The Role of the Bank of Canada in Variable Mortgage Rates
The Bank of Canada (BoC) sets the ‘target’ for the overnight lending rate, which influences what banks charge their best customers — the prime interest rate. When the BoC changes its target overnight rate, it signals to the banks that it wants them to change their prime rates.
The Influence of Government Bonds on Fixed Mortgage Rates
Banks buy bonds from the Bank of Canada as a low-maintenance source of fixed-interest income. They also use fixed mortgage rates as an income source, but mortgages are higher maintenance compared to bonds. Therefore, lenders set their fixed rates for mortgages at a higher point than less-costly bonds to keep these two income sources on par.

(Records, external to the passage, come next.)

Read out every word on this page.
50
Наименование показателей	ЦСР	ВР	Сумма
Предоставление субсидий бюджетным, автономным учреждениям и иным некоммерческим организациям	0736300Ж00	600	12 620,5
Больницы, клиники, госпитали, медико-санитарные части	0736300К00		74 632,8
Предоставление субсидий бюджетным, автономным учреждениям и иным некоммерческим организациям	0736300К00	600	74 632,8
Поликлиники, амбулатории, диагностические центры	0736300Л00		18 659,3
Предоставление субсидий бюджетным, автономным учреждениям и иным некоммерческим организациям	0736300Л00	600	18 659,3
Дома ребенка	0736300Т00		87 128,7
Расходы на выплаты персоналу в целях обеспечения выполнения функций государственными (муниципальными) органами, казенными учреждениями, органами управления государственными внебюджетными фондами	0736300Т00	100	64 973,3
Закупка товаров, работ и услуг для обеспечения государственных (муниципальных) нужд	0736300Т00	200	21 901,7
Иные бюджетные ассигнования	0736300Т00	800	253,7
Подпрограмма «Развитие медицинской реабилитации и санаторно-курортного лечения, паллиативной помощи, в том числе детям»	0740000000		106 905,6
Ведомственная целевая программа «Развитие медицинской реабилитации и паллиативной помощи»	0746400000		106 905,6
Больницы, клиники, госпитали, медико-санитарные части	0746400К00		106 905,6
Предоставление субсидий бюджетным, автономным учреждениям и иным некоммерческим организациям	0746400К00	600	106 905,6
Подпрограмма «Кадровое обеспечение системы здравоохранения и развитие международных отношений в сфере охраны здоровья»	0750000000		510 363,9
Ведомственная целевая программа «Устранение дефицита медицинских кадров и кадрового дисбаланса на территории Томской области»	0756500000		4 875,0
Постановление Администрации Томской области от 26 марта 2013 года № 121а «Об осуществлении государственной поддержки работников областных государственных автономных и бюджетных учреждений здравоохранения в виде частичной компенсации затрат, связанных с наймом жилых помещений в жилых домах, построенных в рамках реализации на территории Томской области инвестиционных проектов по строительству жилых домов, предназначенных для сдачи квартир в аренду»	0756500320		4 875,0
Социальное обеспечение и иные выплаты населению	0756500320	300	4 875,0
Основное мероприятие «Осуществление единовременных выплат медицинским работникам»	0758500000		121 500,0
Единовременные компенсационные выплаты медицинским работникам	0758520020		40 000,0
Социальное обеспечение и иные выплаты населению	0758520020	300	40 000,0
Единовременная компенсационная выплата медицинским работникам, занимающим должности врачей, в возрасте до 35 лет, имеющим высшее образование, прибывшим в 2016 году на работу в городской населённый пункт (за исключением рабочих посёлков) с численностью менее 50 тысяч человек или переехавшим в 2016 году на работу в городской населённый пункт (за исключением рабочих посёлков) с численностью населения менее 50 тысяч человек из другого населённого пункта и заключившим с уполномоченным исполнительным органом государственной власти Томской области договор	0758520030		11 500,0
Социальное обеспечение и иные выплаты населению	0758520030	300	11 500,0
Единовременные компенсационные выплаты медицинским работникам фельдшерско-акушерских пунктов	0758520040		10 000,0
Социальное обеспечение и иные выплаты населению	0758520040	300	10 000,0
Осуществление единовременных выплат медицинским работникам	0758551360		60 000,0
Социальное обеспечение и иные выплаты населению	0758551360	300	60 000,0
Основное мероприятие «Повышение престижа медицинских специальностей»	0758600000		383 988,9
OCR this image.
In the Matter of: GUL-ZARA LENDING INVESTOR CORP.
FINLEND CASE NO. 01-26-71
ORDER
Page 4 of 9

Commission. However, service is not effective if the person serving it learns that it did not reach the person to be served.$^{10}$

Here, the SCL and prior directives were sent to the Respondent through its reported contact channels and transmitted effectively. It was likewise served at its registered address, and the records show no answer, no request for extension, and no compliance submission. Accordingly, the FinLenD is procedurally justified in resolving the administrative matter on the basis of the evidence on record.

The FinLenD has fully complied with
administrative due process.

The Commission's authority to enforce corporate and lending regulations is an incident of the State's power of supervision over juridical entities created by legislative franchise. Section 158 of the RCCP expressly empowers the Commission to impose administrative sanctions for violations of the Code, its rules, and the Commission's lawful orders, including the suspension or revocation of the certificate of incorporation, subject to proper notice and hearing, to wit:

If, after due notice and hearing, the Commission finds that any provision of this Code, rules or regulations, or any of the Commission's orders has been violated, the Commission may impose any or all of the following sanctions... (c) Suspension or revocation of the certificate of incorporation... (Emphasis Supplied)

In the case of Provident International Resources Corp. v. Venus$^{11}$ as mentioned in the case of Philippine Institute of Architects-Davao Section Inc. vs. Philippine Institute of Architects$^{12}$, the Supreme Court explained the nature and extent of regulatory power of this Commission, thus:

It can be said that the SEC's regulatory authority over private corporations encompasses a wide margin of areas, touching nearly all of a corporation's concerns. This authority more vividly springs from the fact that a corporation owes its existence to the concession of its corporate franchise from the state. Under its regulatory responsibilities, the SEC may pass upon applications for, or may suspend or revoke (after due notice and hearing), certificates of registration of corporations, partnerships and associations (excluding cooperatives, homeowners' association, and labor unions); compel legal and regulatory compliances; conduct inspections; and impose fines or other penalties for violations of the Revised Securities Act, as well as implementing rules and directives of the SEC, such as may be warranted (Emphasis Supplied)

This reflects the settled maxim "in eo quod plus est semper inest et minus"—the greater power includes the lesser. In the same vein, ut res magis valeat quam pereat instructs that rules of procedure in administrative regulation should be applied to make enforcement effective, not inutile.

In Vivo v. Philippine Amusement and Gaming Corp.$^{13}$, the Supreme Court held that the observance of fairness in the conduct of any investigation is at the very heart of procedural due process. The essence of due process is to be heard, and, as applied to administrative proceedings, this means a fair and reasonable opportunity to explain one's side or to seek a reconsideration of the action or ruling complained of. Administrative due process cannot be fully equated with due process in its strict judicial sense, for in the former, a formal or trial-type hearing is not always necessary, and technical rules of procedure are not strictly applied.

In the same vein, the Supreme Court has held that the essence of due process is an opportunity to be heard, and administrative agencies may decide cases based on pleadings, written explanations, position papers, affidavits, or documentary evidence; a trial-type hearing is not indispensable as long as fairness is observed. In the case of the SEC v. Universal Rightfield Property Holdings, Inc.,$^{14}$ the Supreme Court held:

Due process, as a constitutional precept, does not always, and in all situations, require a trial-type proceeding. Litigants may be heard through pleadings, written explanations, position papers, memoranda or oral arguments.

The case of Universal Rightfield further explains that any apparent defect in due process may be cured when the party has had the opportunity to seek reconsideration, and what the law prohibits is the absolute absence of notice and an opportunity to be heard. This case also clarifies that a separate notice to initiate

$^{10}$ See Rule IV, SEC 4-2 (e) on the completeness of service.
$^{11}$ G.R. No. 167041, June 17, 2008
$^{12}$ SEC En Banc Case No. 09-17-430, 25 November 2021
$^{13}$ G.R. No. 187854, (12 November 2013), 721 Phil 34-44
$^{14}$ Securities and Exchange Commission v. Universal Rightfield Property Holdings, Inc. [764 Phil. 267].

How Rates Affect Mortgage Acquisition
When interest rates increase, it costs more to borrow money. This impacts how much you’ll pay each month for your mortgage, or how much house you’ll be able to afford. Conversely, when rates go down, the cost of borrowing decreases, making buying a home or property with a mortgage more attractive.
The Mortgage Stress Test Rate
Regardless of the actual mortgage rate you receive from your lender, you’ll need to qualify at a higher rate determined by the federal government. This requirement was set in place in 2019 to help ensure Canadian homeowners can still afford their payments if rates go up.
Conclusion
Understanding how mortgage rates are set can help you make informed decisions when seeking a mortgage. Whether you opt for a variable or fixed rate, it’s important to consider the broader economic factors at play and how they might impact your mortgage in the long term.